Spooked Star Entertainment boss cancels Macau trip

TAGs: Australia, Leonard Postrado, Macau, matt bekier, The Star, The Star Entertainment Group

The detention of 18 Crown Resorts employees in China sends a chilling effect to Star Entertainment Group chief executive Matt Bekier.

Spooked Star Entertainment boss cancels Macau tripAustralian Financial Review reported that Bekier was supposed to attend a series of meeting in Macau last Tuesday but The Star boss decided to skip his scheduled trip to the former Portuguese colony five days after the supposed crackdown in Crown Resorts casino.

Many find it surprising that Bekier skipped his trip to Macau, especially since The Star executive quietly flies to Asia’s premier gaming hub every quarter to visit the company’s joint venture partners, HongKong-based investors Chow Tai Fook and Far East Consortium.

Even a Star spokesman did not offer a single reason why Bekier cancelled his Macau trip.

“We don’t discuss Matt’s travel arrangements,” a spokesman told the news agency.

So what made Bekier jittery that he decided to cancel his trip to Macau?

Just like Crown Resorts, The Star also employs a dozen marketing staff – mostly Chinese – on the mainland and ramped up its promotional activities in recent months.

Bekier, however, is not the only person rattled by the arrest inside Crown Resorts.

The Australian reported that the long shadow that the Crown Resorts incident has reached worried casino investors, who feared that the arrests could have implications for the company’s Australian gaming licenses.

Shares in The Star, which runs casinos in Sydney, Brisbane and the Gold Coast were swiped by the steep fall in Crown. Star dropped 11 per cent while Crown shares fell 16 per cent.

“The declines show that fixed-income investors are also becoming concerned about the longer-term implications of the Chinese arrests,” said ADCM Services credit analyst Philip Bayley.

“There is the obvious revenue impact if the Chinese VIP business is lost, but Chinese convictions for Crown employees may also have implications for Crown’s Australian gaming licenses.”

Trying to allay investors’ fear on the financial impact of the arrests, Crown earlier pointed out that only 12 per cent of its revenue was generated from mainland China VIP players.

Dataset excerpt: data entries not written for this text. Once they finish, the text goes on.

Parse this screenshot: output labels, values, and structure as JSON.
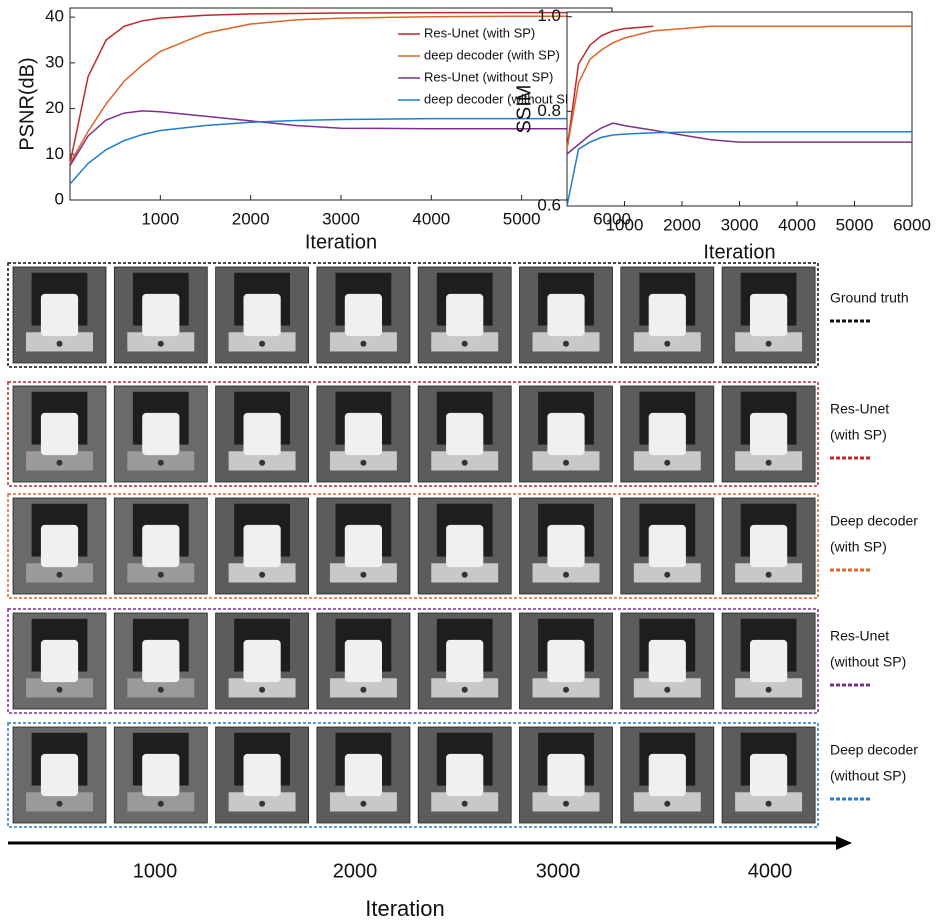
{
  "chart_data": [
    {
      "type": "line",
      "ylabel": "PSNR(dB)",
      "xlabel": "Iteration",
      "x": [
        0,
        200,
        400,
        600,
        800,
        1000,
        1500,
        2000,
        2500,
        3000,
        4000,
        5000,
        6000
      ],
      "xlim": [
        0,
        6000
      ],
      "xticks": [
        1000,
        2000,
        3000,
        4000,
        5000,
        6000
      ],
      "ylim": [
        0,
        42
      ],
      "yticks": [
        0,
        10,
        20,
        30,
        40
      ],
      "legend": "upper right",
      "series": [
        {
          "name": "Res-Unet (with SP)",
          "color": "#c0282d",
          "values": [
            8,
            27,
            35,
            38,
            39.2,
            39.8,
            40.4,
            40.7,
            40.8,
            40.9,
            41,
            41,
            41
          ]
        },
        {
          "name": "deep decoder (with SP)",
          "color": "#e0632a",
          "values": [
            8,
            15,
            21,
            26,
            29.5,
            32.5,
            36.5,
            38.5,
            39.4,
            39.8,
            40.1,
            40.2,
            40.2
          ]
        },
        {
          "name": "Res-Unet (without SP)",
          "color": "#7e2f8e",
          "values": [
            7.5,
            14,
            17.5,
            19,
            19.5,
            19.3,
            18.3,
            17.3,
            16.3,
            15.7,
            15.6,
            15.6,
            15.6
          ]
        },
        {
          "name": "deep decoder (without SP)",
          "color": "#1f7ccf",
          "values": [
            3.5,
            8,
            11,
            13,
            14.3,
            15.2,
            16.3,
            17,
            17.4,
            17.6,
            17.8,
            17.8,
            17.8
          ]
        }
      ]
    },
    {
      "type": "line",
      "ylabel": "SSIM",
      "xlabel": "Iteration",
      "x": [
        0,
        200,
        400,
        600,
        800,
        1000,
        1500,
        2000,
        2500,
        3000,
        4000,
        5000,
        6000
      ],
      "xlim": [
        0,
        6000
      ],
      "xticks": [
        1000,
        2000,
        3000,
        4000,
        5000,
        6000
      ],
      "ylim": [
        0.6,
        1.01
      ],
      "yticks": [
        0.6,
        0.8,
        {
          "value": 1,
          "label": "1.0"
        }
      ],
      "series": [
        {
          "color": "#c0282d",
          "values": [
            0.72,
            0.9,
            0.94,
            0.96,
            0.97,
            0.975,
            0.98,
            null,
            null,
            null,
            null,
            null,
            null
          ]
        },
        {
          "color": "#e0632a",
          "values": [
            0.72,
            0.86,
            0.91,
            0.93,
            0.945,
            0.955,
            0.97,
            0.975,
            0.98,
            0.98,
            0.98,
            0.98,
            0.98
          ]
        },
        {
          "color": "#7e2f8e",
          "values": [
            0.71,
            0.73,
            0.75,
            0.765,
            0.775,
            0.77,
            0.76,
            0.75,
            0.74,
            0.735,
            0.735,
            0.735,
            0.735
          ]
        },
        {
          "color": "#1f7ccf",
          "values": [
            0.6,
            0.72,
            0.735,
            0.745,
            0.75,
            0.752,
            0.755,
            0.756,
            0.757,
            0.757,
            0.757,
            0.757,
            0.757
          ]
        }
      ]
    }
  ],
  "image_grid": {
    "rows": [
      {
        "label": [
          "Ground truth"
        ],
        "color": "#111111"
      },
      {
        "label": [
          "Res-Unet",
          "(with SP)"
        ],
        "color": "#c0282d"
      },
      {
        "label": [
          "Deep decoder",
          "(with SP)"
        ],
        "color": "#e0632a"
      },
      {
        "label": [
          "Res-Unet",
          "(without SP)"
        ],
        "color": "#7e2f8e"
      },
      {
        "label": [
          "Deep decoder",
          "(without SP)"
        ],
        "color": "#1f7ccf"
      }
    ],
    "xticks": [
      1000,
      2000,
      3000,
      4000
    ],
    "xlabel": "Iteration"
  }
}
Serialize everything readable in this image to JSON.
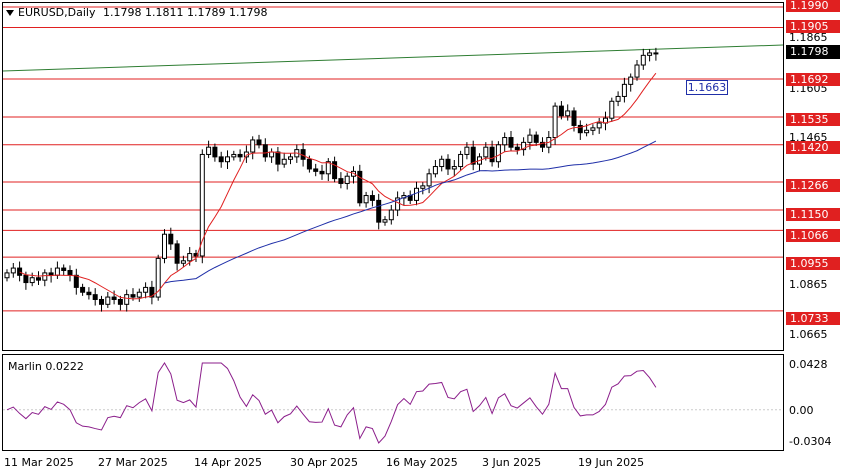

To fill the hole left by the China crackdown incident, Citi analyst Rohan Sundram predicts that Crown will tap other markets, such as Hong Kong, Southeast Asia and India.

Mr Bayley, however, noted that Crown had an ambitious, multi-billion dollar expansion strategy in Australia that was heavily dependent on a continuing flow of Chinese whales to drive profits and justify the Barangaroo project in Sydney.

Crown was granted a gaming licence for Barangaroo without going to a competitive tender on the condition it would be a $2 billion-plus, VIP-only casino.